As early as 1856, Lord Kelvin discovered that the electrical resistance of copper and iron wires increases when they are subjected to tensile stress. He thus laid the foundation for strain gauge technology, which is the basis for today's single point load cells. However, Edward E. Simmons and Arthur C. Ruge are considered the fathers of strain gauges. Interesting fact: Ruge submitted the patent for a strain gauge in 1938 to MIT, where he worked. Their judgement: As this development was deemed to be "commercially unprofitable", he was allowed to claim the patent and the income from it for himself alone. Today, strain gauges are considered an indispensable component worldwide for everything to do with industrial weighing. 

Our load cells enable you to determine weight values reliably and with high precision.
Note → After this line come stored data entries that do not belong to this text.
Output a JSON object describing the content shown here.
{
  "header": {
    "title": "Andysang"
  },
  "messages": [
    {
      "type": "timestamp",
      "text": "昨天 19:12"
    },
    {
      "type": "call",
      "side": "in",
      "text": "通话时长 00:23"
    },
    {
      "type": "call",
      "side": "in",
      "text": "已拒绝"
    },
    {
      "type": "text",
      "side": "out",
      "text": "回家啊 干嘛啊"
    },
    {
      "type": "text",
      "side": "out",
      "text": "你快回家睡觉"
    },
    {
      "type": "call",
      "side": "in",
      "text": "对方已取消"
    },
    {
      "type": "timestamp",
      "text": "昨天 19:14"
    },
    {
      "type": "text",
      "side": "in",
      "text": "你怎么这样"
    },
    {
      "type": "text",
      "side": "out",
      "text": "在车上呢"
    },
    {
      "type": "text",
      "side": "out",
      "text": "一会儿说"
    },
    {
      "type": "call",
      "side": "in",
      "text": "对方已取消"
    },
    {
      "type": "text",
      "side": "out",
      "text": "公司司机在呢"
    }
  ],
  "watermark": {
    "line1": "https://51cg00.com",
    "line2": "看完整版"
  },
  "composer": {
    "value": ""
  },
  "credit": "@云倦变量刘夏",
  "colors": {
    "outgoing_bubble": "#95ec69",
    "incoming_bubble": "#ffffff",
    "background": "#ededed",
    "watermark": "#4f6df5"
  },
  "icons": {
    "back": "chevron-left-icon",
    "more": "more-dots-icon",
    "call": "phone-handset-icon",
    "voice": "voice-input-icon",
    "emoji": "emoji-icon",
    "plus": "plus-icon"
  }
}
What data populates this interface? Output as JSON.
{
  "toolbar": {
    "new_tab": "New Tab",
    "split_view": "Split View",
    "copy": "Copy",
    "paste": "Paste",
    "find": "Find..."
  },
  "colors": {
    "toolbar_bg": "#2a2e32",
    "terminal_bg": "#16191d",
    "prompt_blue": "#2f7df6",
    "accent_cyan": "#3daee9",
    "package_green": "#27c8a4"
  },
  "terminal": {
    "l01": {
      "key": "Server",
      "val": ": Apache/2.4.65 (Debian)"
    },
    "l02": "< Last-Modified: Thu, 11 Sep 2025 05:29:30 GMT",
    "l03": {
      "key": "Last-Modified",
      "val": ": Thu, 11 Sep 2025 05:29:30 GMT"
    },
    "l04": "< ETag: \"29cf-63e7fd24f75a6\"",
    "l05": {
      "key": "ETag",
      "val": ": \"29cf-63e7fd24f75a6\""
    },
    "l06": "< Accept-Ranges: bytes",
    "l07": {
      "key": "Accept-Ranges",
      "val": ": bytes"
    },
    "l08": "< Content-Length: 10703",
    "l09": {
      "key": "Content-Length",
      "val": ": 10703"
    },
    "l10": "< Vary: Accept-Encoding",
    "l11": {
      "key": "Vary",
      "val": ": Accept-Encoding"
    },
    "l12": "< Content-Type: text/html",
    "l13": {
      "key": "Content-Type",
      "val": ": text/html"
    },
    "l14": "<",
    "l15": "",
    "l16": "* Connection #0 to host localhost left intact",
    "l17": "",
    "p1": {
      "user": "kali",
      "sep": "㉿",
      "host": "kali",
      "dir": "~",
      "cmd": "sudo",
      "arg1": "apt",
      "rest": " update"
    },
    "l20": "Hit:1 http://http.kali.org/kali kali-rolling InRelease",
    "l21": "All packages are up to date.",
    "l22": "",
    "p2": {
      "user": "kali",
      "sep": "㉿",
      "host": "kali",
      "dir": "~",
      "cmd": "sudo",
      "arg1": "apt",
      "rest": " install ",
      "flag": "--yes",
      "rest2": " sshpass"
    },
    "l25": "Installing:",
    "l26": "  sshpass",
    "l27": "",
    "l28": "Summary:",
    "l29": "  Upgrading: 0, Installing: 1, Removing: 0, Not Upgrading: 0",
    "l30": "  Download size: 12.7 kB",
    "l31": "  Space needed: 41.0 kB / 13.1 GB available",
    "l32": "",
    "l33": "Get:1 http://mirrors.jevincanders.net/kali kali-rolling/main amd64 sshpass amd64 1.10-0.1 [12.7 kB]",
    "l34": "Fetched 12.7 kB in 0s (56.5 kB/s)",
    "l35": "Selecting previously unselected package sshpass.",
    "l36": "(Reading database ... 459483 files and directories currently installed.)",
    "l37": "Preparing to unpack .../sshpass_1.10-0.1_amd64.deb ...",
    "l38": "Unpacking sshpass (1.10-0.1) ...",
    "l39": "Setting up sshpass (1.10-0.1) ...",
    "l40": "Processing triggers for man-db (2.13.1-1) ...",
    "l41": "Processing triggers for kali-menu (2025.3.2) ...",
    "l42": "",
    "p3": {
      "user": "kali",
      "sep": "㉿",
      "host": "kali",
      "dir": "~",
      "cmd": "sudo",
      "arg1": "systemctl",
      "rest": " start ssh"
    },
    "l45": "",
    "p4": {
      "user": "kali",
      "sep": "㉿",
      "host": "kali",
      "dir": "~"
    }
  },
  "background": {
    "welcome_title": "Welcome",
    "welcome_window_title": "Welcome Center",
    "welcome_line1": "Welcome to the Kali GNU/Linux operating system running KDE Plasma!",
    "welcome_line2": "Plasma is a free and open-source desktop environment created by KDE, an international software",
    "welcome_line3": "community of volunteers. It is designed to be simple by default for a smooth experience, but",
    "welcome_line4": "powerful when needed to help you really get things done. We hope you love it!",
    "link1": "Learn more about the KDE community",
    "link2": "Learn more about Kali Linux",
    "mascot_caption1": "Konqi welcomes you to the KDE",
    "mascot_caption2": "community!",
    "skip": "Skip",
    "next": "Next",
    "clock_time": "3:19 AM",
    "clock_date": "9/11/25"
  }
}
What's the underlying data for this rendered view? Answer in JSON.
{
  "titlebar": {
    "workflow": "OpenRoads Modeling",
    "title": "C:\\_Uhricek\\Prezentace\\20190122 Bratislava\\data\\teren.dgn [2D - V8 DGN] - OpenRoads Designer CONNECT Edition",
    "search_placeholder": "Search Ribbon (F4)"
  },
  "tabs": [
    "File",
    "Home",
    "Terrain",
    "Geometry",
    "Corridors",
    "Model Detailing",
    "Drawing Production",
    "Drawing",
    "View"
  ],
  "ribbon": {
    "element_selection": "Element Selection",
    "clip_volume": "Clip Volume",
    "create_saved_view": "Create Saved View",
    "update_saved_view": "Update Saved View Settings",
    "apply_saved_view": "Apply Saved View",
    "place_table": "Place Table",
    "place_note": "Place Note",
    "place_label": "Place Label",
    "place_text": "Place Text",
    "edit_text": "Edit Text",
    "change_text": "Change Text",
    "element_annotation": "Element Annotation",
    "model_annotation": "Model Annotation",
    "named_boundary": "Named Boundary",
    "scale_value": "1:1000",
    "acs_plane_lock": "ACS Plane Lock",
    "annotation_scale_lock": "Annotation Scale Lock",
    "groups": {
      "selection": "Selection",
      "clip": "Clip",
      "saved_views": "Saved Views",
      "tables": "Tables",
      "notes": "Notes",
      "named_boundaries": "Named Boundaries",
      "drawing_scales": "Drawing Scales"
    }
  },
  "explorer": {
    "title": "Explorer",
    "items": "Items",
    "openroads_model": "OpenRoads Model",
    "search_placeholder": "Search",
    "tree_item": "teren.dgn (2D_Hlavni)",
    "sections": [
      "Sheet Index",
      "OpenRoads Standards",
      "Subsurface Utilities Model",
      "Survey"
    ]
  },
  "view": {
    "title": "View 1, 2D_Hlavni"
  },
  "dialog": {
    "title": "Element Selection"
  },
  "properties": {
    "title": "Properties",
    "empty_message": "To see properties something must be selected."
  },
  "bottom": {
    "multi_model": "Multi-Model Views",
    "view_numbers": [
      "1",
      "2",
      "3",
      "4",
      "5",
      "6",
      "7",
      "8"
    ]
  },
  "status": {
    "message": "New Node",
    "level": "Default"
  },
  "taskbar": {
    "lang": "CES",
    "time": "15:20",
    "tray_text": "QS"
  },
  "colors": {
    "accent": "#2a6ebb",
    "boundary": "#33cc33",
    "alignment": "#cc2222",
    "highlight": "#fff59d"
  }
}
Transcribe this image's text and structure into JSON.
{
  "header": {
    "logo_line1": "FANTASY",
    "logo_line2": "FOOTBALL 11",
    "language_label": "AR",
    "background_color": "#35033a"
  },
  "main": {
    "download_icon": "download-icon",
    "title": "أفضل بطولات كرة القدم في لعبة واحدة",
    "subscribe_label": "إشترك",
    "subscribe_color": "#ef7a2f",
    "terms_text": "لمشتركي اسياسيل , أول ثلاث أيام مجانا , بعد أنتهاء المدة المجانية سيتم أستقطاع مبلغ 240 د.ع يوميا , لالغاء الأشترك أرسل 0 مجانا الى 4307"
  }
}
In order for these values to be efficiently integrated into your production processes, the signals must be recorded and forwarded to the control system. Various weight transmitters, weighing indicators and weighing controllers are available for this purpose. Weight transmitters, which are usually housed in control cabinets, forward the measured values. Weighing indicators, on the other hand, also offer a display on which the weight values can be read directly. Weighing controllers also enable the control and automation of weighing processes in order to optimise the entire procedure.